REPUBLIKA.CO.ID, NEW YORK-- Libya memohon pada komunitas internasional, pada Sabtu (27/9), untuk membantu mereka melawan milisi Islam yang bersekutu dan telah menguasai gedung-gedung pemerintahan negara tersebut. Libya mengatakan, PBB harus menjatuhkan sanksi atau risiko ekspansi teroris di seluruh Afrika Utara.
Presiden DPR Libya Ageila Saleh Eissa di hadapan Majelis Umum PBB mengatakan ia tak bisa terima jika dunia internasional menutup mata terhadap terorisme yang terjadi di Libya. Ia meminta masyarakat internasional melalui otoritas yang sah menjatuhkan sanksi pada para militan.
Libya meminta dukungan senjata maupun dukungan lainnya, untuk membantu memulihkan keamanan dan membangun kembali insititusi negara tersebut. Menurut Eissa masalah terorisme di Libya tak akan terjadi kalau masyarakat internasional menganggap serius situasi Libya.
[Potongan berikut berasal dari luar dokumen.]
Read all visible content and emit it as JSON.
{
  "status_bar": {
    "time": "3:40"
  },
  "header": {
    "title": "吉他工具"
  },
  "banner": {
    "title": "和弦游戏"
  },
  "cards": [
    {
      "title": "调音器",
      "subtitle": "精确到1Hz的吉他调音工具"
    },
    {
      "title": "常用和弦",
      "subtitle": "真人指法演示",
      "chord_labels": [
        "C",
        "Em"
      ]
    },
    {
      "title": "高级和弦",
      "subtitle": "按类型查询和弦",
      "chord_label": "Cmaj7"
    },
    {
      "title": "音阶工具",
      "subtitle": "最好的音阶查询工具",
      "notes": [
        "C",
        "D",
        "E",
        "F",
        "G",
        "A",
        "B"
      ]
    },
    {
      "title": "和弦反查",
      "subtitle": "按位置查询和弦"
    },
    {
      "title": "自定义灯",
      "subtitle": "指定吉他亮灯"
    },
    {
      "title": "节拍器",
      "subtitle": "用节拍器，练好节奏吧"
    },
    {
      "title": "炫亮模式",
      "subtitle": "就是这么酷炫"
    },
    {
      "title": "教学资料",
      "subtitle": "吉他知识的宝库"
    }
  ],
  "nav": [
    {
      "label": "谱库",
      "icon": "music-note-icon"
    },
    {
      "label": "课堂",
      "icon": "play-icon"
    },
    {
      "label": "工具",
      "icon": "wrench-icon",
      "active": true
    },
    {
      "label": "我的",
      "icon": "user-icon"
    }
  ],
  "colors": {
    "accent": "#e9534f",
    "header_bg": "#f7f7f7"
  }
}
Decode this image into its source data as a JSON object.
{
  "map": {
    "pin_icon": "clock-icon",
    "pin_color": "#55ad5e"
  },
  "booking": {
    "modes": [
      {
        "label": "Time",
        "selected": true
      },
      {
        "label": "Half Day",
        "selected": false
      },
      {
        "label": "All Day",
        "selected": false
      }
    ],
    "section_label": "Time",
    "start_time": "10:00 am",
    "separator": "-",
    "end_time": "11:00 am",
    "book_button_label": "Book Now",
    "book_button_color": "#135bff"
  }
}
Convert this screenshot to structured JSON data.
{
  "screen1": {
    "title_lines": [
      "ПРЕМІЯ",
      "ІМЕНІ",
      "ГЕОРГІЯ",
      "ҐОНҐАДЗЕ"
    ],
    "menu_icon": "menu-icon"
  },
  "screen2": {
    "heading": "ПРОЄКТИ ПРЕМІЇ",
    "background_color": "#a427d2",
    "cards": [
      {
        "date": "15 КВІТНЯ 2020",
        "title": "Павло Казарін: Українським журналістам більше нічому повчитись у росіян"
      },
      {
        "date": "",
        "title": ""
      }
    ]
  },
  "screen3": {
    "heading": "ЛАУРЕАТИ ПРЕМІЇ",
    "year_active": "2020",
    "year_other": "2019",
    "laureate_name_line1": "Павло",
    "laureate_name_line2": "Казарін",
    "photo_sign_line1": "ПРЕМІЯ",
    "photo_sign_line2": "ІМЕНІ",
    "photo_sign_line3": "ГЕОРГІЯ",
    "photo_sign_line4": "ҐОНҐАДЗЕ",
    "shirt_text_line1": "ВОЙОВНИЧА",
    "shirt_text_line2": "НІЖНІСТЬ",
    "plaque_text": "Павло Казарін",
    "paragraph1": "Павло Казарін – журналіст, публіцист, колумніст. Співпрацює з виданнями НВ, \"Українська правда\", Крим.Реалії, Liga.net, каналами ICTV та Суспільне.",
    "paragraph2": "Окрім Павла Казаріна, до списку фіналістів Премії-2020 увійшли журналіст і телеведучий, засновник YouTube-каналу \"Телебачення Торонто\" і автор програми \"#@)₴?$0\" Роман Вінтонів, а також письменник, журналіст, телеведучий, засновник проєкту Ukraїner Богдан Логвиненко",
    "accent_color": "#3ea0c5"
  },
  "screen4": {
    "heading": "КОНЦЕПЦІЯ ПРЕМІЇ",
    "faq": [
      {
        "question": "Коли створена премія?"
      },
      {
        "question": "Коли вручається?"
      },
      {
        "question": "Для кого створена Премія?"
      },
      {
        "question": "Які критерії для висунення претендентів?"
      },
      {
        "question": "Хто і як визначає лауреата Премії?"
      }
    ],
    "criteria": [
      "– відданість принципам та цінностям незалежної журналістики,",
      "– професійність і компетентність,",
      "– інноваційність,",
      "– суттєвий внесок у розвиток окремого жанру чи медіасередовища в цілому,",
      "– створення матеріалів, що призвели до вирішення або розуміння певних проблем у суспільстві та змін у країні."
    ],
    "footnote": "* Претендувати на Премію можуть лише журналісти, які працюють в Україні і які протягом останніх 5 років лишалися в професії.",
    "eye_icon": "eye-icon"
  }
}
"Masyarakat internasional harus menahan efek ekspansi terorisme di Afrika Utara dan wilayah Sahel," ujarnya.
Libya telah jatuh dalam kekacauan selama beberapa pekan terakhir. Insiden beberapa waktu terakhir merupakan yang terburuk sejak penggulingan diktatro Moammar Gadhafi 2011 silam.
Kekerasan yang meletus Juli lalu, memaksa DPR Libya untuk bersidang di kota timur Tobruk setelah milisi merebut Tripoli dan Benghazi. Milisi sementara itu membentuk pemerintahan sendiri dan mempekerjakan kembali anggota parlemen yang keluar.
Perpecahan di Libya berakar dari persaingan antara kelompok Islamis dan non-Islamis, serta kesetiaan pada suku. Pemerintah transisi berturut-turut telah gagal mengendalikan mereka.
Kekerasan terbaru telah membuat Libya dipimpin oleh dua pemerintah, dua parlemen hingga memperdalam perpecahan. Eissa mewakili parlemen yang diakui secara internasional.
Eissa mengatakan, milisi di Tripoli telah menuntut wartawan, politisi dan aktivis HAM untuk menutup saluran televisi. Ia menambahkan, kelompok tersebut memiliki media dan beberapa ulama radikal menurutnya menghasut orang-orang untuk membunuh.